Image above is the 2009 Chevy Caprice SS (Middle East)
Courtesy of Autoblog.com:
Bob Lutz is back, and after what seems like five minutes into his job as GM's new marketing kingpin, he's doing what he does best: making headlines. Rest assured that this is a good thing, as El Generalissimo Roberto Maximo told Automobile Magazine that yes, the Pontiac G8 will live on in the United States as the Chevy Caprice. So much for Fritz "I'm not a fan of rebadging" Henderson's statement to the contrary a couple of weeks ago.
"The last time we looked at [the G8], we decided that we would continue to import it as a Chevrolet. It is kind of too good to waste," Lutz told the mag. As for the G8 being "too good to waste": Amen to that, Bob. This also makes us wonder if law enforcement-grade models will be part of the deal with Holden to continue production. Chevy Caprice police cars? That's got a very familiar ring to it. The next question is whether a U.S. Caprice would mimic the Middle East-market Caprice, which is based on the long-wheelbase Holden Caprice/Statesman, or whether it will simply be a Chevy-badged version of the standard-wheelbase Holden Commodore/Pontiac G8/Chevrolet Lumina.
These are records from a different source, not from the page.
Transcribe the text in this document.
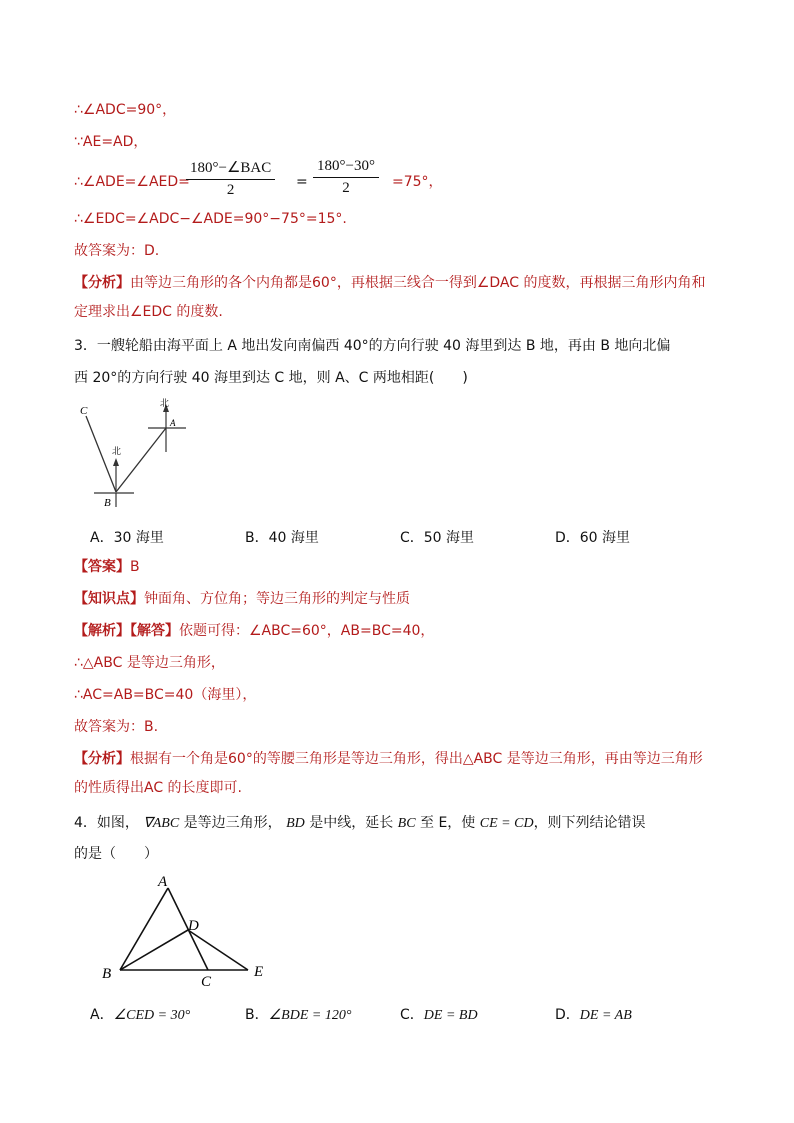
∴∠ADC=90°，
∵AE=AD，
∴∠ADE=∠AED=
180°−∠BAC
2	= $\frac{180^\circ-30^\circ}{2} =75^\circ$，
∴∠EDC=∠ADC−∠ADE=90°−75°=15°.
故答案为：D.
【分析】由等边三角形的各个内角都是60°，再根据三线合一得到∠DAC 的度数，再根据三角形内角和
定理求出∠EDC 的度数.
3．一艘轮船由海平面上 A 地出发向南偏西 40°的方向行驶 40 海里到达 B 地，再由 B 地向北偏
西 20°的方向行驶 40 海里到达 C 地，则 A、C 两地相距(　　)
C
A
B
北
北
A．30 海里	B．40 海里	C．50 海里	D．60 海里
【答案】B
【知识点】钟面角、方位角；等边三角形的判定与性质
【解析】【解答】依题可得：∠ABC=60°，AB=BC=40，
∴△ABC 是等边三角形，
∴AC=AB=BC=40（海里），
故答案为：B.
【分析】根据有一个角是60°的等腰三角形是等边三角形，得出△ABC 是等边三角形，再由等边三角形
的性质得出AC 的长度即可.
4．如图， ∇ABC 是等边三角形， BD 是中线，延长 BC 至 E，使 CE = CD，则下列结论错误
的是（　　）
A
B	C
D
E
A．∠CED = 30°	B．∠BDE = 120°	C．DE = BD	D．DE = AB
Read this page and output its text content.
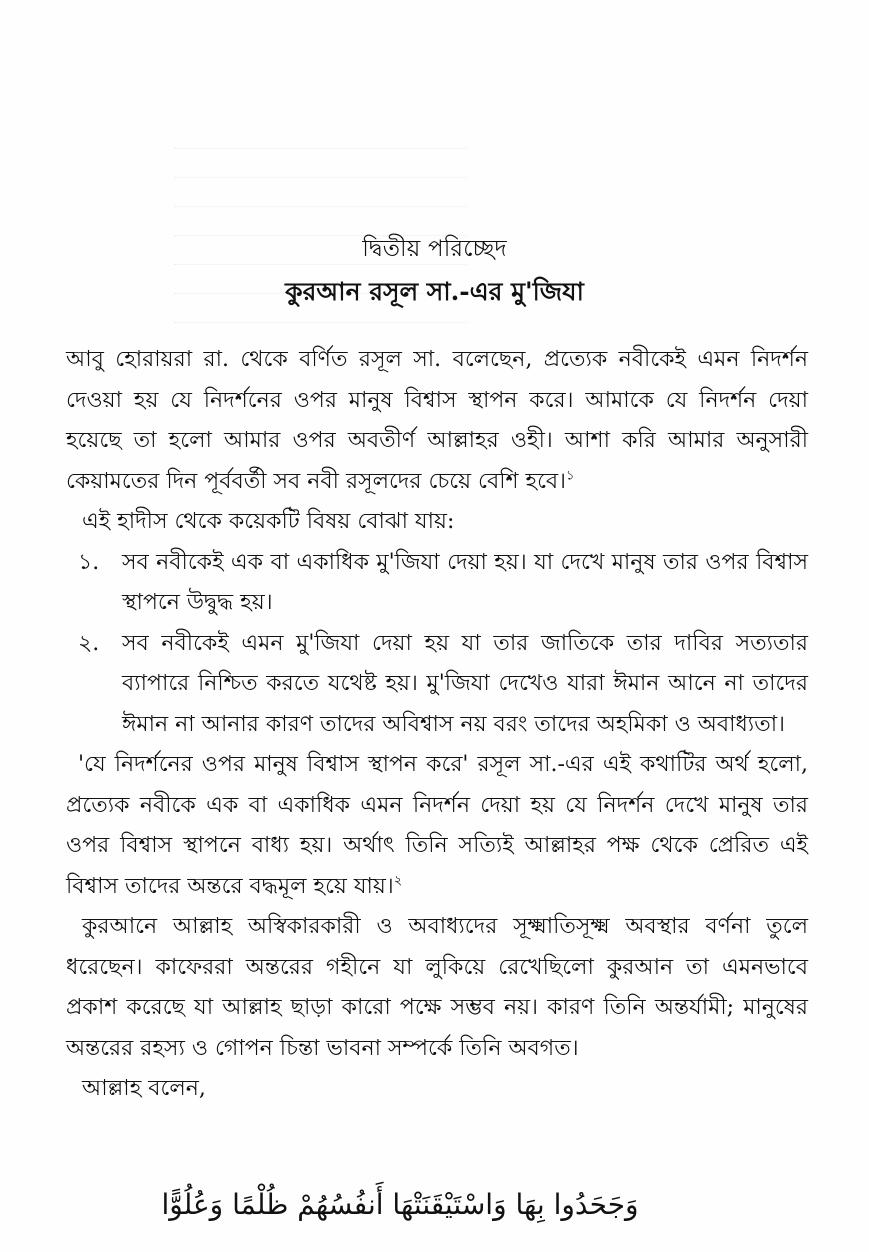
দ্বিতীয় পরিচ্ছেদ
কুরআন রসূল সা.-এর মু'জিযা

আবু হোরায়রা রা. থেকে বর্ণিত রসূল সা. বলেছেন, প্রত্যেক নবীকেই এমন নিদর্শন দেওয়া হয় যে নিদর্শনের ওপর মানুষ বিশ্বাস স্থাপন করে। আমাকে যে নিদর্শন দেয়া হয়েছে তা হলো আমার ওপর অবতীর্ণ আল্লাহর ওহী। আশা করি আমার অনুসারী কেয়ামতের দিন পূর্ববর্তী সব নবী রসূলদের চেয়ে বেশি হবে।$^১$

এই হাদীস থেকে কয়েকটি বিষয় বোঝা যায়:

১.	সব নবীকেই এক বা একাধিক মু'জিযা দেয়া হয়। যা দেখে মানুষ তার ওপর বিশ্বাস স্থাপনে উদ্বুদ্ধ হয়।
২.	সব নবীকেই এমন মু'জিযা দেয়া হয় যা তার জাতিকে তার দাবির সত্যতার ব্যাপারে নিশ্চিত করতে যথেষ্ট হয়। মু'জিযা দেখেও যারা ঈমান আনে না তাদের ঈমান না আনার কারণ তাদের অবিশ্বাস নয় বরং তাদের অহমিকা ও অবাধ্যতা।

'যে নিদর্শনের ওপর মানুষ বিশ্বাস স্থাপন করে' রসূল সা.-এর এই কথাটির অর্থ হলো, প্রত্যেক নবীকে এক বা একাধিক এমন নিদর্শন দেয়া হয় যে নিদর্শন দেখে মানুষ তার ওপর বিশ্বাস স্থাপনে বাধ্য হয়। অর্থাৎ তিনি সত্যিই আল্লাহর পক্ষ থেকে প্রেরিত এই বিশ্বাস তাদের অন্তরে বদ্ধমূল হয়ে যায়।$^২$

কুরআনে আল্লাহ অস্বিকারকারী ও অবাধ্যদের সূক্ষ্মাতিসূক্ষ্ম অবস্থার বর্ণনা তুলে ধরেছেন। কাফেররা অন্তরের গহীনে যা লুকিয়ে রেখেছিলো কুরআন তা এমনভাবে প্রকাশ করেছে যা আল্লাহ ছাড়া কারো পক্ষে সম্ভব নয়। কারণ তিনি অন্তর্যামী; মানুষের অন্তরের রহস্য ও গোপন চিন্তা ভাবনা সম্পর্কে তিনি অবগত।

আল্লাহ বলেন,

وَجَحَدُوا بِهَا وَاسْتَيْقَنَتْهَا أَنفُسُهُمْ ظُلْمًا وَعُلُوًّا
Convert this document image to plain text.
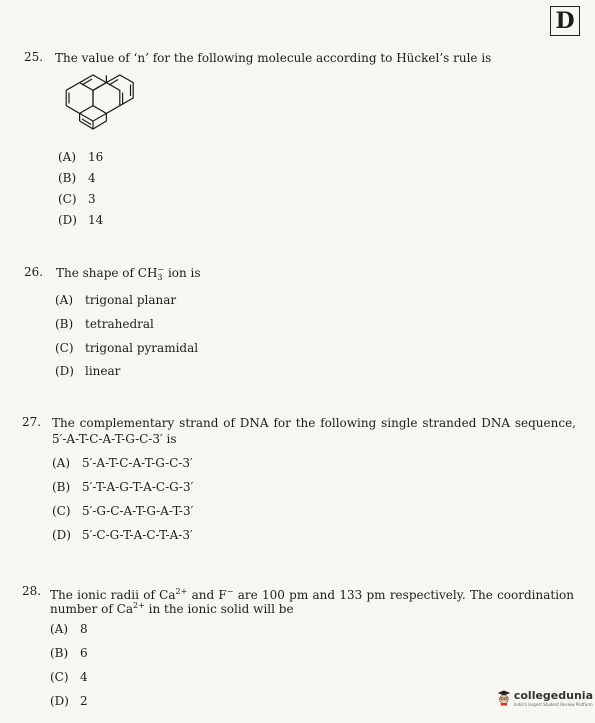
D
25. The value of ‘n’ for the following molecule according to Hückel’s rule is
(A) 16
(B) 4
(C) 3
(D) 14
26. The shape of CH −
3 ion is
(A) trigonal planar
(B) tetrahedral
(C) trigonal pyramidal
(D) linear
27. The complementary strand of DNA for the following single stranded DNA sequence,
5′-A-T-C-A-T-G-C-3′ is
(A) 5′-A-T-C-A-T-G-C-3′
(B) 5′-T-A-G-T-A-C-G-3′
(C) 5′-G-C-A-T-G-A-T-3′
(D) 5′-C-G-T-A-C-T-A-3′
28. The ionic radii of $Ca^{2+}$ and F− are 100 pm and 133 pm respectively. The coordination
number of $Ca^{2+}$ in the ionic solid will be
(A) 8
(B) 6
(C) 4
(D) 2	collegedunia
India's largest Student Review Platform
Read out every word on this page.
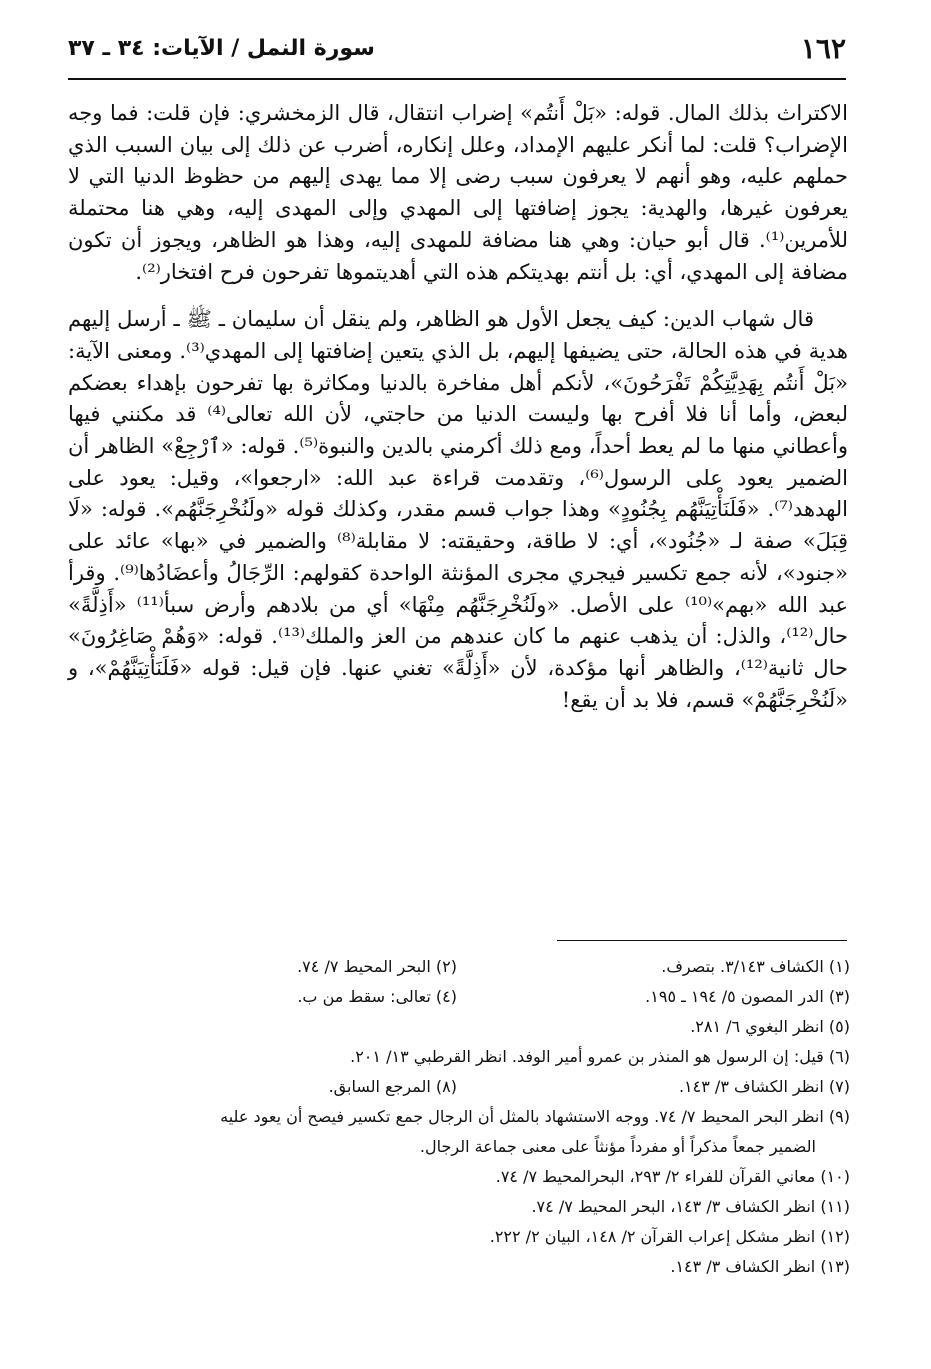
١٦٢
سورة النمل / الآيات: ٣٤ ـ ٣٧

الاكتراث بذلك المال. قوله: «بَلْ أَنتُم» إضراب انتقال، قال الزمخشري: فإن قلت: فما وجه الإضراب؟ قلت: لما أنكر عليهم الإمداد، وعلل إنكاره، أضرب عن ذلك إلى بيان السبب الذي حملهم عليه، وهو أنهم لا يعرفون سبب رضى إلا مما يهدى إليهم من حظوظ الدنيا التي لا يعرفون غيرها، والهدية: يجوز إضافتها إلى المهدي وإلى المهدى إليه، وهي هنا محتملة للأمرين⁽¹⁾. قال أبو حيان: وهي هنا مضافة للمهدى إليه، وهذا هو الظاهر، ويجوز أن تكون مضافة إلى المهدي، أي: بل أنتم بهديتكم هذه التي أهديتموها تفرحون فرح افتخار⁽²⁾.

قال شهاب الدين: كيف يجعل الأول هو الظاهر، ولم ينقل أن سليمان ـ ﷺ ـ أرسل إليهم هدية في هذه الحالة، حتى يضيفها إليهم، بل الذي يتعين إضافتها إلى المهدي⁽³⁾. ومعنى الآية: «بَلْ أَنتُم بِهَدِيَّتِكُمْ تَفْرَحُونَ»، لأنكم أهل مفاخرة بالدنيا ومكاثرة بها تفرحون بإهداء بعضكم لبعض، وأما أنا فلا أفرح بها وليست الدنيا من حاجتي، لأن الله تعالى⁽⁴⁾ قد مكنني فيها وأعطاني منها ما لم يعط أحداً، ومع ذلك أكرمني بالدين والنبوة⁽⁵⁾. قوله: «ٱرْجِعْ» الظاهر أن الضمير يعود على الرسول⁽⁶⁾، وتقدمت قراءة عبد الله: «ارجعوا»، وقيل: يعود على الهدهد⁽⁷⁾. «فَلَنَأْتِيَنَّهُم بِجُنُودٍ» وهذا جواب قسم مقدر، وكذلك قوله «ولَنُخْرِجَنَّهُم». قوله: «لَا قِبَلَ» صفة لـ «جُنُود»، أي: لا طاقة، وحقيقته: لا مقابلة⁽⁸⁾ والضمير في «بها» عائد على «جنود»، لأنه جمع تكسير فيجري مجرى المؤنثة الواحدة كقولهم: الرِّجَالُ وأعضَادُها⁽⁹⁾. وقرأ عبد الله «بهم»⁽¹⁰⁾ على الأصل. «ولَنُخْرِجَنَّهُم مِنْهَا» أي من بلادهم وأرض سبأ⁽¹¹⁾ «أَذِلَّةً» حال⁽¹²⁾، والذل: أن يذهب عنهم ما كان عندهم من العز والملك⁽¹³⁾. قوله: «وَهُمْ صَاغِرُونَ» حال ثانية⁽¹²⁾، والظاهر أنها مؤكدة، لأن «أَذِلَّةً» تغني عنها. فإن قيل: قوله «فَلَنَأْتِيَنَّهُمْ»، و «لَنُخْرِجَنَّهُمْ» قسم، فلا بد أن يقع!

(١) الكشاف ٣/١٤٣. بتصرف.
(٢) البحر المحيط ٧/ ٧٤.
(٣) الدر المصون ٥/ ١٩٤ ـ ١٩٥.
(٤) تعالى: سقط من ب.
(٥) انظر البغوي ٦/ ٢٨١.
(٦) قيل: إن الرسول هو المنذر بن عمرو أمير الوفد. انظر القرطبي ١٣/ ٢٠١.
(٧) انظر الكشاف ٣/ ١٤٣.
(٨) المرجع السابق.
(٩) انظر البحر المحيط ٧/ ٧٤. ووجه الاستشهاد بالمثل أن الرجال جمع تكسير فيصح أن يعود عليه
الضمير جمعاً مذكراً أو مفرداً مؤنثاً على معنى جماعة الرجال.
(١٠) معاني القرآن للفراء ٢/ ٢٩٣، البحرالمحيط ٧/ ٧٤.
(١١) انظر الكشاف ٣/ ١٤٣، البحر المحيط ٧/ ٧٤.
(١٢) انظر مشكل إعراب القرآن ٢/ ١٤٨، البيان ٢/ ٢٢٢.
(١٣) انظر الكشاف ٣/ ١٤٣.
Frankly, as long as there's ultimately a Caprice SS that is identical to the Pontiac G8 GXP in every critical way, we don't care.
In his conversation with Automobile, Lutz also essentially confirms that next year's Cadillac CTS coupe will be joined by a V-series variant, saying that the CTS-V coupe was the car that had most of the Presidential Task Force members' tongues wagging during the product-pipeline tour they were given by GM. Lutz even hints that a CTS-V wagon is not completely out of the question. (We'll take the wagon in brown, with the stick, Bob.)
On the bad news side, in a separate blog post, Automobile reports that Lutz kind of throws dirt on the idea of an LSA-powered Camaro Z28 (though he doesn't specifically state that the program's toast). He says that for "mainstream" sports models like the Camaro, powerful sixes (like the one in the Camaro LS and LT) and turbo fours (like the one used in the now-dead Cobalt SS, HHR SS and Solstice GXP) are more indicitive of the automaker's future direction in that regard. Hmmm. Well then, how about bolting a blower to the direct-injected V6?
Welcome back, Bob. This sounds like it could get pretty fun.